Dans une langue précise et pudique, elle dit la puanteur, la faim, la saleté, la peur. Elle évoque les malades, les enfants, les tsiganes parqués à part. Ce qui marque dans ce témoignage, c'est sa retenue. Lucie n'écrit pas pour choquer. Elle documente, elle dresse un état des lieux. Son livre évoque, par son style et sa nature, Si c’est un homme de Primo Levi. Sa prose limpide et précise entretient des liens avec celle de Levi : « Tu écriras d’une manière concise et claire ». Lucidité, économie de mots, absence de pathos, acuité du regard scientifique, qu’elle partage avec lui. Mais aussi, souvent, l’ironie. Même structure du récit, en courts chapitres, où le regard de l’auteur est celui du médecin, mais aussi du sociologue.

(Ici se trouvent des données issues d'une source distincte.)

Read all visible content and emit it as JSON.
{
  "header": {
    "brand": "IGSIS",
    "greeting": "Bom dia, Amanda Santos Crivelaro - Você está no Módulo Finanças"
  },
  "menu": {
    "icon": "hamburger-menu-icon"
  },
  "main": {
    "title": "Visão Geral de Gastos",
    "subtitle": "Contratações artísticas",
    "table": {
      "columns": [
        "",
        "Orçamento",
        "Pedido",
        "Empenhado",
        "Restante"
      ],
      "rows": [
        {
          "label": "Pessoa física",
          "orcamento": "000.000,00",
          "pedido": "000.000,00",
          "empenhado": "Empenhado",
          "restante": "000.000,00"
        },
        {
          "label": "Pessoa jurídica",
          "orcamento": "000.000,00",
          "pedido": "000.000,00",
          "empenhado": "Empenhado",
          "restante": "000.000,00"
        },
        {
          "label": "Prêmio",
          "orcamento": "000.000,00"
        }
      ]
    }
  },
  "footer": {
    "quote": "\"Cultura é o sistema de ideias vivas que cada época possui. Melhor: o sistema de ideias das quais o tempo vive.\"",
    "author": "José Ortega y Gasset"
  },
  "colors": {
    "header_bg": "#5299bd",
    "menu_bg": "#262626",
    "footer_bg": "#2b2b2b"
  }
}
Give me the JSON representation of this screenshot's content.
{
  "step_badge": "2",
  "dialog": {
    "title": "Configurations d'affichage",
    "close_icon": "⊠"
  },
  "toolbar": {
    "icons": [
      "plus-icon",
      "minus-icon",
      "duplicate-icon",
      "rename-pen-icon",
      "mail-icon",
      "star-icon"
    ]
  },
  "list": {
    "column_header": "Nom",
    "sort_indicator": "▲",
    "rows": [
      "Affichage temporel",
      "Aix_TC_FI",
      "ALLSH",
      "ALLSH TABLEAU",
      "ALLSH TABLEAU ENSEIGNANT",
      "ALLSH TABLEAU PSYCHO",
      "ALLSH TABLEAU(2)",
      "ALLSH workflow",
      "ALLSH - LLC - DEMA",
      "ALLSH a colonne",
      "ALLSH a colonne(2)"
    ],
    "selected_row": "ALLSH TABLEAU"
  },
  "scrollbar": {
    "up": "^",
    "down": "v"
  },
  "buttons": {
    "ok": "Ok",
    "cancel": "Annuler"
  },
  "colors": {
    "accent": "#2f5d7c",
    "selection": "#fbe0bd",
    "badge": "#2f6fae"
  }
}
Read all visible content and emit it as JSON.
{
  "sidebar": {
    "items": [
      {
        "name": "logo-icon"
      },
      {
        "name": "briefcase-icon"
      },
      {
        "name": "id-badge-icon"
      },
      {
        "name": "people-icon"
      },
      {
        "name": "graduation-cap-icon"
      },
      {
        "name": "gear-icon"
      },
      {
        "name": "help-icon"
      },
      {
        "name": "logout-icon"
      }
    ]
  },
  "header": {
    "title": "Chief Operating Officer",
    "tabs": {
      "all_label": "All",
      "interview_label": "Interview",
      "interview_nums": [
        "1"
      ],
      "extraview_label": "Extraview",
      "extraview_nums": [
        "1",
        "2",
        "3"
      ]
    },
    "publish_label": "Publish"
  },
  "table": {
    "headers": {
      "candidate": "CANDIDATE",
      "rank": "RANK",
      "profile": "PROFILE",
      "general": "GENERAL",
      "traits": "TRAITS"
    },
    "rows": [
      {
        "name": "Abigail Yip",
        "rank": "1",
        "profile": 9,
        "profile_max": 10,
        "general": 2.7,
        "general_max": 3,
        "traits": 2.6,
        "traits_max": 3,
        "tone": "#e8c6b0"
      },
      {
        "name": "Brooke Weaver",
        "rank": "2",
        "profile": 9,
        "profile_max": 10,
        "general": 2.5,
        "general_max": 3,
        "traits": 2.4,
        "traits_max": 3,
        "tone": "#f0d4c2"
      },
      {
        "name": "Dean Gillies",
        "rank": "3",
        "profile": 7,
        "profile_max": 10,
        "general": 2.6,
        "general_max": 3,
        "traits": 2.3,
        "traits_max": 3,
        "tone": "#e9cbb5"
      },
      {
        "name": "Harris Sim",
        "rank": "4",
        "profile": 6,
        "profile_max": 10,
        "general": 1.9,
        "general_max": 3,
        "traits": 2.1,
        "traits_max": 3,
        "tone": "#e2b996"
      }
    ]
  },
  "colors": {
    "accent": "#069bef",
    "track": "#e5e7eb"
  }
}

Après Auschwitz : Émigration et Réflexions

Lucie ne retourna pas en Allemagne et refusa la proposition de s’y installer. Au mois de mai 1955, elle écrit à Ursula qu’elle a accepté de l’argent de l’Allemagne « pour Auschwitz » parce qu’elle en a vraiment besoin. Elle souffre « des dommages corporels » qu’elle a subis. Comme Primo Levi, ce qu’elle a vécu à Auschwitz se présente sans cesse devant ses yeux. « Je dois ajouter que cette nuit fut une des plus épouvantables de mon existence et qu’elle est aujourd’hui encore si présente que je me réveille au plein milieu de la nuit et vois les événements se dérouler devant moi clairement et distinctement. Ce qui m’impressionne encore le plus, c’est l’image des femmes tsiganes en train de prier, en sachant qu’elles étaient condamnées à mort.

Un Héritage Littéraire et Mémoriel

Le livre de Lucie Adelsberger est un des premiers parus sur Auschwitz. L’Agence fédérale allemande pour la formation civique achète 2 000 exemplaires à destination des écoles. Et, en 1959, un chapitre est choisi pour le livre de lecture destiné à la jeunesse Wovon lebt der Mensch ? Une traduction anglaise du livre de Lucie est parue en 1995 aux États-Unis, préfacé par l’historienne Deborah Lipstadt, qui gagna le procès qui l’opposait au négationniste britannique David Irving en 2000.

Controverses et Opinions

Le livre de Lucie Adelsberger parut en France en 1967. Il provoqua de violentes controverses. Lucie critiqua vigoureusement l’opinion de Hannah Arendt et de Bruno Bettelheim sur les Judenräte (les Conseils juifs constitués par les nazis) dans les ghettos en Pologne et dans les pays baltes. De même, elle ne partageait pas l’opinion tardive de Levi, atrocement déprimé peu de temps avant de se suicider, qui écrivit dans Les Naufragés et les rescapés : « Avec le recul des années on peut affirmer aujourd’hui que l’histoire des Lager a été écrite presque exclusivement par ceux qui, comme moi-même, n’en ont pas sondé le fond.